I appreciate the irony in me recommending tying yourselves to TestFlex! But it's less about the tool and perhaps more about the design pattern. If we depend on an abstraction layer rather than a concrete implementation, we can keep ourselves more flexible to changes in the future.
| Test runner | Weekly downloads | it/test | describe | global expect (not via it) |
mocking (e.g. spies/function mocks) | ESM module mocking |
|---|---|---|---|---|---|---|
| Jest | 22,060,565 | ✅ | ✅ | ✅ | ✅ | ✅ |
| Bun | ??? | ✅ | ✅ | ✅ | ✅ | ✅ |
| Vitest | 3,457,771 | ✅ | ✅ | ✅ | ✅ | ✅ |
| Jasmine | 1,434,086 | ✅ | ✅ | ✅ | ✅ | |
| Node test runner | I'm sure a lot | ✅ | ✅ | ✅ | ✅ | ❌ |
| Mocha | 7,300,267 | ✅ | ✅ | ❌ | ❌ | ❌ |
| Modern Web Test Runner | 48,087 | ✅ | ✅ | ❌ | ❌ | ❌ Not supported |
| uvu | 2,853,593 | ✅ | ✅ | ❌ | ❌ | |
| AVA | 267,968 | ✅ | ❌ | ❌ | ✅ | ❌ |
| Supertape | 417 | ✅ | ❌ | ❌ | ❌ | |
| Tap | 168,881 | ✅ | ❌ | ❌ | ❌ |
Karma is deprecated, so not being considered.

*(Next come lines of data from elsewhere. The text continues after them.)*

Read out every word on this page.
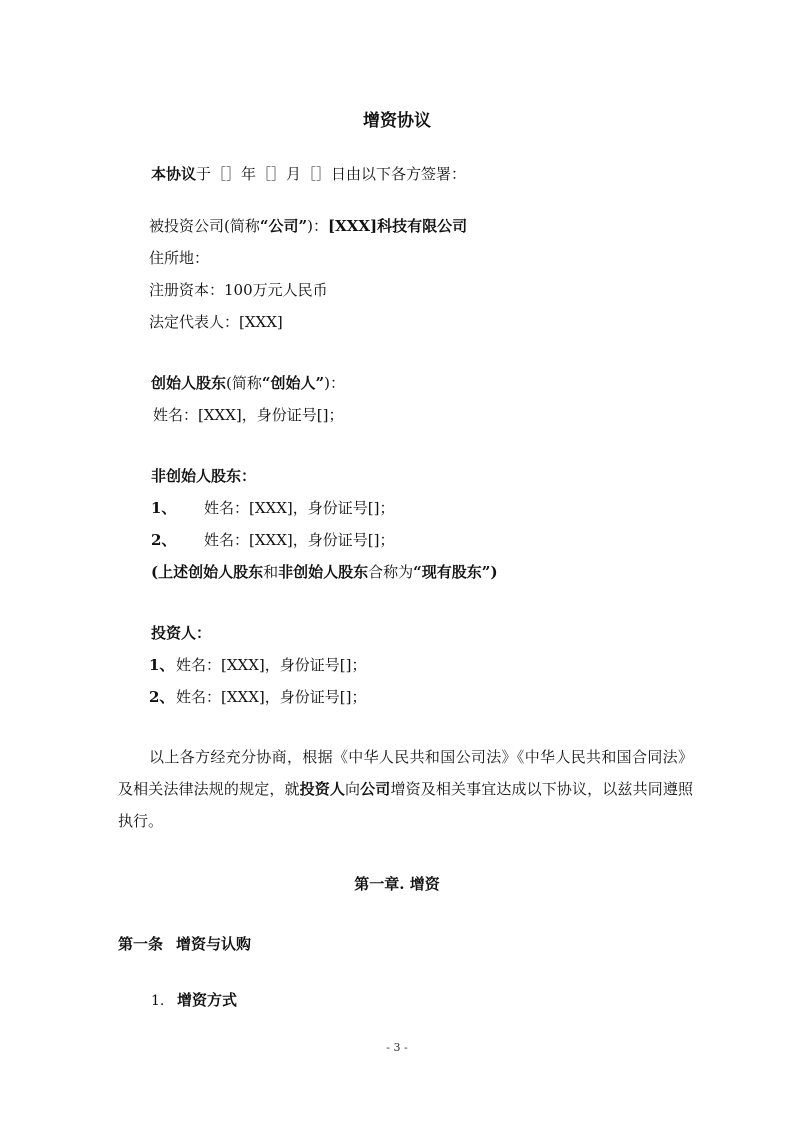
增资协议
本协议于［］年［］月［］日由以下各方签署：
被投资公司(简称“公司”)：[XXX]科技有限公司
住所地：
注册资本：100万元人民币
法定代表人：[XXX]
创始人股东(简称“创始人”)：
姓名：[XXX]，身份证号[]；
非创始人股东：
1、 姓名：[XXX]，身份证号[]；
2、 姓名：[XXX]，身份证号[]；
(上述创始人股东和非创始人股东合称为“现有股东”)
投资人：
1、 姓名：[XXX]，身份证号[]；
2、 姓名：[XXX]，身份证号[]；
以上各方经充分协商，根据《中华人民共和国公司法》《中华人民共和国合同法》及相关法律法规的规定，就投资人向公司增资及相关事宜达成以下协议，以兹共同遵照执行。
第一章. 增资
第一条 增资与认购
1. 增资方式
- 3 -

When I say module mocking, I'm referring to something like this (contrived) example using Jest;
// Mock the whole file, not just the function
import math from './math';
jest.mock('./math', () => ({
add: jest.fn().mockImplementation((a, b) => {
return a + b;
})
})
it('should add', () => {
expect(math.add).toHaveBeenCalled();
expect(math.add(1,2)).toEqual(3);
});
// Rather than mocking/spying on the individual function
import math from './math';
spyOn(math, 'add', (a, b) => {
return a + b;
});
it('should add', () => {
expect(math.add).toHaveBeenCalled();
expect(math.add(1,2)).toEqual(3);
});This mocking of the whole module means that other systems that import the same module also share the same mock.
It looks like you can mock require statements fairly easily with tools like cjs-mock or proxyquire, but import statements are harder. I think there is something in the ES specification that states that imports should be immutable, which makes mocking out the whole module "difficult".
testdouble seems to think it's possible, but it requires compiling down the CJS first.
I wonder if this is what Jest is doing under the hood before every test is run 🤔 (and why it's so slow comparatively)
So it seems that mocking out a whole file is handy, but not often the way to do things. Is Dependency Injection (DI) the answer? I spent about 30 minutes talking to ChatGPT on the topic, and from what I can tell DI can help get around this issue. It does make code more testable. But the problem is that it comes with a lot of overheads. You have to establish and maintain "DI Containers" - but where are the boundaries to these containers? As a React developer, I know the pain of prop drilling. Do I now need to instantiate this container and "prop drill" it down from some top-level area to the place I need it to be consumed?
I'm torn on DI. It seems like it would make things easier, but it also feels very much a relic of Object Orientated languages that had no concept of functional programming, or how JS works. DI was a great way to overcome these limitations, but does that apply in a JS world?
I'm going to go away and ponder that fact. I might try and see how it looks/works on my jobs' codebase. No better acid test than seeing how it works in the "real world".